Period integrals of smooth projective complete intersections as exponential periods

Let X be a smooth projective complete intersection over $Q$ of dimension $n-k$ in the projective space $P_Q^n$ defined by the zero locus of $\underset{\_}{f}\left(\underset{\_}{x}\right)=\left(f_1\right(\underset{\_}{x}),\cdots ,f_k(\underset{\_}{x}\left)\right)$, for given positive integers n and k.
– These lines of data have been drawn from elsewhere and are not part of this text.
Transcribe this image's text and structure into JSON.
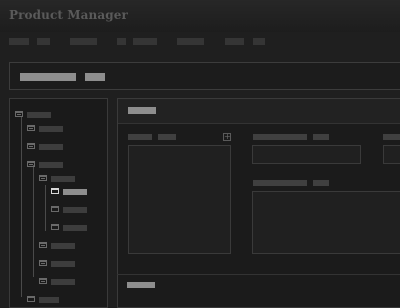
{
  "app": {
    "title": "Product Manager"
  },
  "colors": {
    "background": "#1f1f1f",
    "panel_border": "#3a3a3a",
    "placeholder_text": "#8e8e8e",
    "muted_text": "#404040"
  },
  "menu": {
    "items": [
      {
        "name": "menu-item-1"
      },
      {
        "name": "menu-item-2"
      },
      {
        "name": "menu-item-3"
      },
      {
        "name": "menu-item-4"
      },
      {
        "name": "menu-item-5"
      },
      {
        "name": "menu-item-6"
      },
      {
        "name": "menu-item-7"
      },
      {
        "name": "menu-item-8"
      }
    ]
  },
  "tree": {
    "selected_node": "tree-node-7",
    "nodes": [
      {
        "name": "tree-node-1",
        "icon": "minus-icon"
      },
      {
        "name": "tree-node-2",
        "icon": "plus-icon"
      },
      {
        "name": "tree-node-3",
        "icon": "plus-icon"
      },
      {
        "name": "tree-node-4",
        "icon": "minus-icon"
      },
      {
        "name": "tree-node-5",
        "icon": "plus-icon"
      },
      {
        "name": "tree-node-6",
        "icon": "folder-icon"
      },
      {
        "name": "tree-node-7",
        "icon": "folder-icon"
      },
      {
        "name": "tree-node-8",
        "icon": "folder-icon"
      },
      {
        "name": "tree-node-9",
        "icon": "folder-icon"
      },
      {
        "name": "tree-node-10",
        "icon": "plus-icon"
      },
      {
        "name": "tree-node-11",
        "icon": "plus-icon"
      },
      {
        "name": "tree-node-12",
        "icon": "plus-icon"
      },
      {
        "name": "tree-node-13",
        "icon": "folder-icon"
      }
    ]
  }
}
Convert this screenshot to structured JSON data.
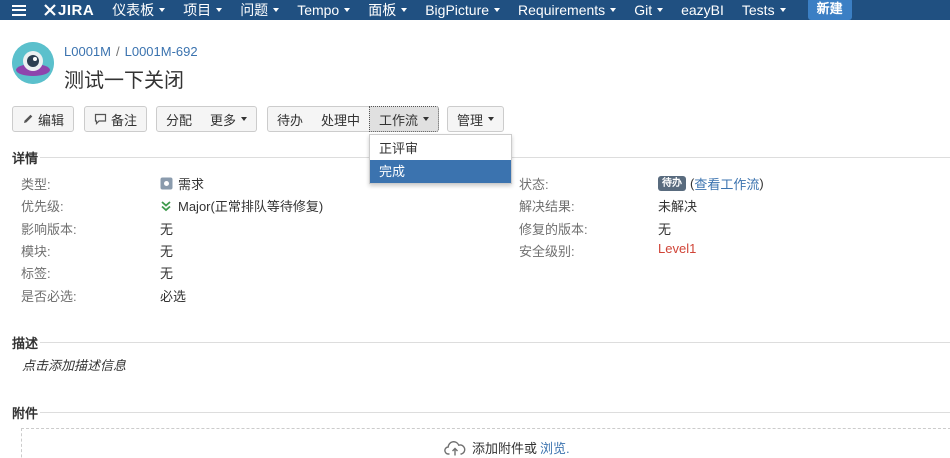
{
  "nav": {
    "logo": "JIRA",
    "items": [
      "仪表板",
      "项目",
      "问题",
      "Tempo",
      "面板",
      "BigPicture",
      "Requirements",
      "Git",
      "eazyBI",
      "Tests"
    ],
    "create": "新建"
  },
  "breadcrumb": {
    "project": "L0001M",
    "sep": "/",
    "issue": "L0001M-692"
  },
  "title": "测试一下关闭",
  "toolbar": {
    "edit": "编辑",
    "comment": "备注",
    "assign": "分配",
    "more": "更多",
    "todo": "待办",
    "in_progress": "处理中",
    "workflow": "工作流",
    "admin": "管理"
  },
  "dropdown": {
    "items": [
      "正评审",
      "完成"
    ]
  },
  "details": {
    "heading": "详情",
    "type_label": "类型:",
    "type_value": "需求",
    "priority_label": "优先级:",
    "priority_value": "Major(正常排队等待修复)",
    "affects_label": "影响版本:",
    "affects_value": "无",
    "component_label": "模块:",
    "component_value": "无",
    "labels_label": "标签:",
    "labels_value": "无",
    "required_label": "是否必选:",
    "required_value": "必选",
    "status_label": "状态:",
    "status_badge": "待办",
    "status_link_open": "(",
    "status_link": "查看工作流",
    "status_link_close": ")",
    "resolution_label": "解决结果:",
    "resolution_value": "未解决",
    "fix_label": "修复的版本:",
    "fix_value": "无",
    "security_label": "安全级别:",
    "security_value": "Level1"
  },
  "description": {
    "heading": "描述",
    "hint": "点击添加描述信息"
  },
  "attachments": {
    "heading": "附件",
    "text": "添加附件或",
    "browse": "浏览."
  },
  "colors": {
    "nav_bg": "#205081",
    "link": "#3b73af",
    "create_btn": "#3b7fc4",
    "security_red": "#d04437",
    "selected_bg": "#3b73af"
  }
}
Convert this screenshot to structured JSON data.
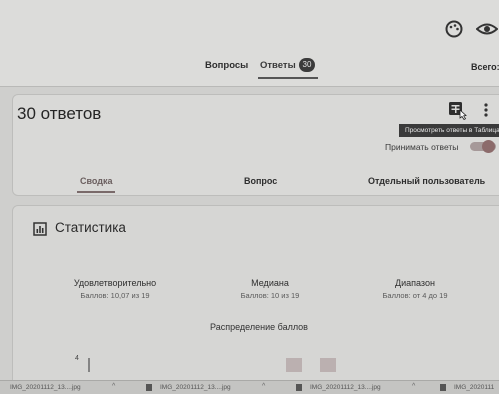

For a given primitive homology cycle $\left[\gamma \right]\in H_{n-k}{\left(X\right(C),Z)}_0$, the period integral is defined to be a linear map from the primitive de Rham cohomology group $H_{dR,\mathrm{prim}}^{n-k}\left(X\right(C);Q)$ to $C$ given by $\left[\omega \right]\mapsto {\int }_{\gamma }\omega$. The goal of this article is to interpret this period integral as Feynman's path integral of 0-dimensional quantum field theory with the action functional $S={\sum }_{\ell =1}^k{y}_{\ell }{f}_{\ell }\left(\underset{\_}{x}\right)$ (in other words, the exponential period with the action functional S) and use this interpretation to develop a formal deformation theory of period integrals of X, which can be viewed as a modern deformation theoretic treatment of the period integrals based on the Maurer-Cartan equation of a dgla (differential graded Lie algebra).